Letter Urges Senators to Support a Clean Anti-Discrimination Bill Without Weakening Amendments

FOR IMMEDIATE RELEASE
CONTACT: (202) 675-2312; media@dcaclu.org   

WASHINGTON – Today, in advance of a Senate vote taking place as soon as tomorrow, the American Civil Liberties Union sent senators a letter urging passage of a bill that clarifies the legal time limits for employees to fight pay discrimination. 

The legislation, S. 181, the Lilly Ledbetter Fair Pay Act, would restore rights taken away by a 2007 Supreme Court case, Ledbetter v. Goodyear, which in most instances denies workers remedies for ongoing wage discrimination. “The Ledbetter case virtually immunized employers from wage discrimination,” said Caroline Fredrickson, director of the ACLU Washington Legislative Office. “This case ignores the realities of the workplace. Employees are often completely unaware of what their colleagues earn. Many employers prohibit sharing salary information with co-workers. Employers should not profit from years of discrimination simply because their employees were unaware of it for a few months.”

Last week, the U.S. House of Representatives overwhelmingly passed the Ledbetter bill.

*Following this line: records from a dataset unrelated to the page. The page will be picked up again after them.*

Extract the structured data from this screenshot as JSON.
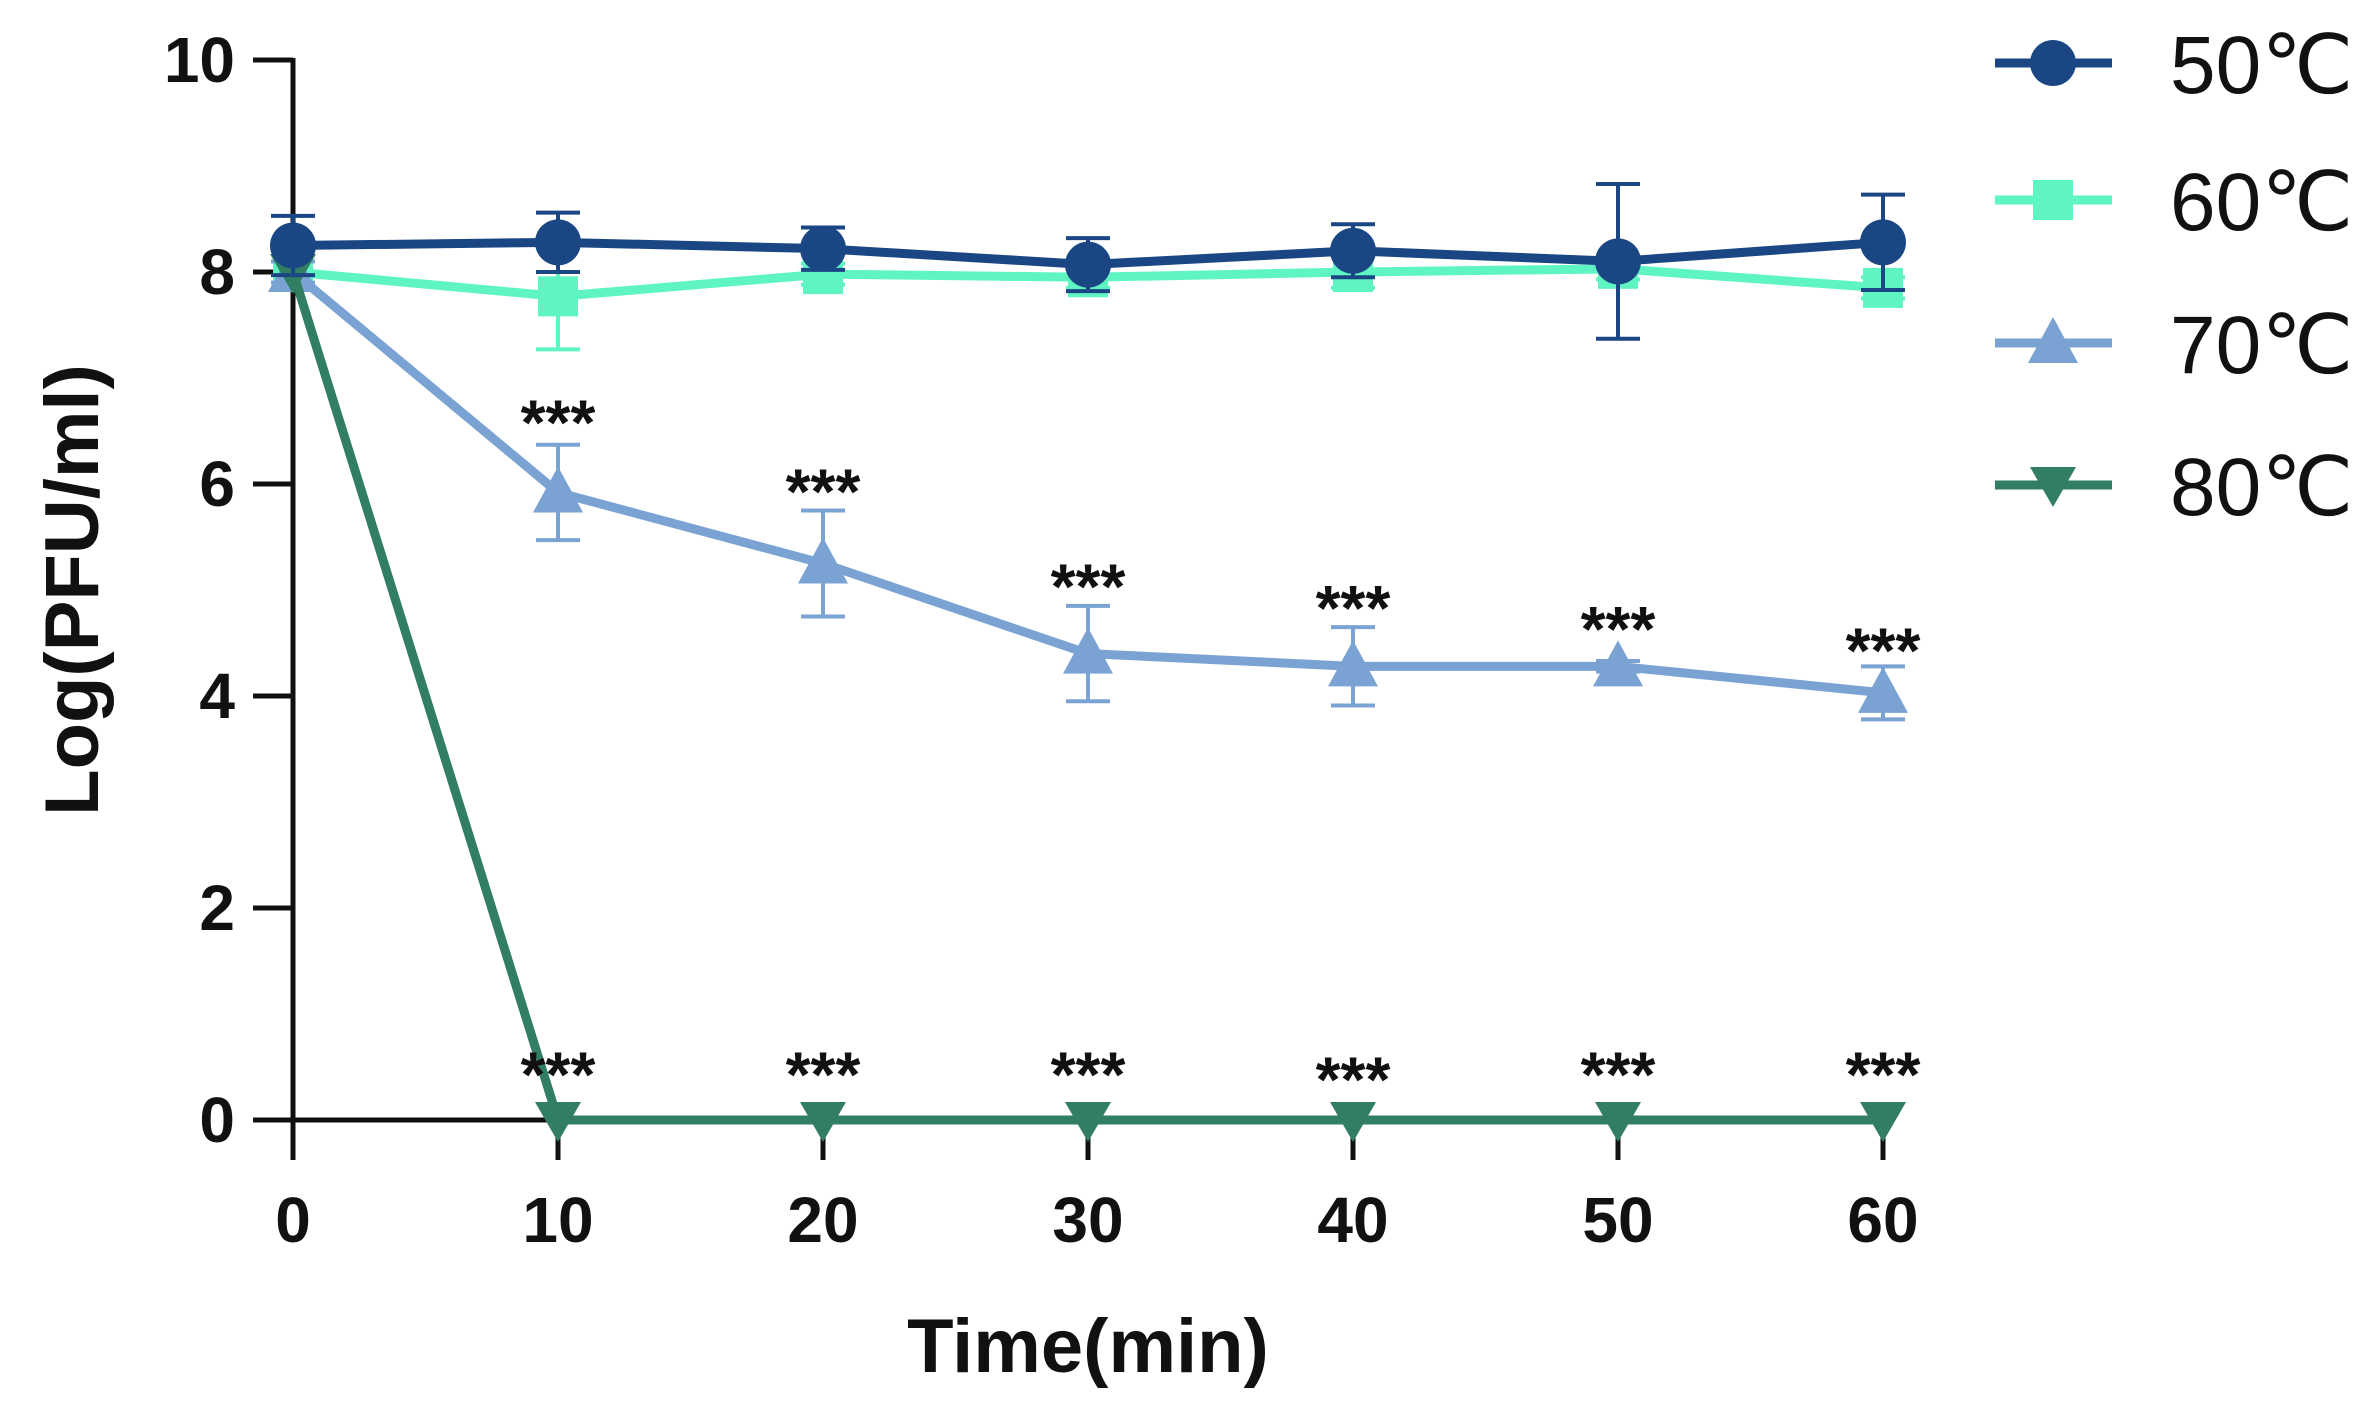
{
  "chart_data": {
    "type": "line",
    "title": "",
    "xlabel": "Time(min)",
    "ylabel": "Log(PFU/ml)",
    "x": [
      0,
      10,
      20,
      30,
      40,
      50,
      60
    ],
    "xticks": [
      "0",
      "10",
      "20",
      "30",
      "40",
      "50",
      "60"
    ],
    "yticks": [
      "0",
      "2",
      "4",
      "6",
      "8",
      "10"
    ],
    "xlim": [
      0,
      60
    ],
    "ylim": [
      0,
      10
    ],
    "grid": false,
    "legend_position": "top-right",
    "series": [
      {
        "name": "50℃",
        "marker": "circle",
        "color": "#1a4683",
        "values": [
          8.25,
          8.28,
          8.22,
          8.07,
          8.2,
          8.1,
          8.28
        ],
        "errors": [
          0.28,
          0.28,
          0.2,
          0.25,
          0.25,
          0.73,
          0.45
        ]
      },
      {
        "name": "60℃",
        "marker": "square",
        "color": "#5ef5c3",
        "values": [
          8.0,
          7.77,
          7.98,
          7.95,
          8.0,
          8.03,
          7.85
        ],
        "errors": [
          0.1,
          0.5,
          0.1,
          0.1,
          0.15,
          0.1,
          0.1
        ]
      },
      {
        "name": "70℃",
        "marker": "triangle-up",
        "color": "#7aa3d3",
        "values": [
          8.0,
          5.92,
          5.25,
          4.4,
          4.28,
          4.28,
          4.03
        ],
        "errors": [
          0.1,
          0.45,
          0.5,
          0.45,
          0.37,
          0.05,
          0.25
        ]
      },
      {
        "name": "80℃",
        "marker": "triangle-down",
        "color": "#317e62",
        "values": [
          8.0,
          0,
          0,
          0,
          0,
          0,
          0
        ],
        "errors": [
          0,
          0,
          0,
          0,
          0,
          0,
          0
        ]
      }
    ],
    "annotations": [
      {
        "text": "***",
        "x": 10,
        "y": 6.6
      },
      {
        "text": "***",
        "x": 20,
        "y": 5.95
      },
      {
        "text": "***",
        "x": 30,
        "y": 5.05
      },
      {
        "text": "***",
        "x": 40,
        "y": 4.85
      },
      {
        "text": "***",
        "x": 50,
        "y": 4.65
      },
      {
        "text": "***",
        "x": 60,
        "y": 4.45
      },
      {
        "text": "***",
        "x": 10,
        "y": 0.45
      },
      {
        "text": "***",
        "x": 20,
        "y": 0.45
      },
      {
        "text": "***",
        "x": 30,
        "y": 0.45
      },
      {
        "text": "***",
        "x": 40,
        "y": 0.4
      },
      {
        "text": "***",
        "x": 50,
        "y": 0.45
      },
      {
        "text": "***",
        "x": 60,
        "y": 0.45
      }
    ]
  }
}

In the Senate, the margin for passage is expected to be razor-thin. Today’s ACLU letter called on senators to vote ‘yes’ on both cloture and final passage of the Ledbetter Fair Pay Act and to oppose all weakening amendments.

ACLU Legislative Counsel Deborah J. Vagins added, “The Ledbetter bill is a modest fix. American workers deserve to know that they are protected if they are unlawfully paid less than a co-worker because of their gender, race, religion, national origin, age or disability. It is a fundamentally just principle. As long as an employer continues to discriminate against an employee, the employee should be able to have his or her day in court. This critical legislation returns that right to our American workers, so they can bring home every dollar they rightfully earn.”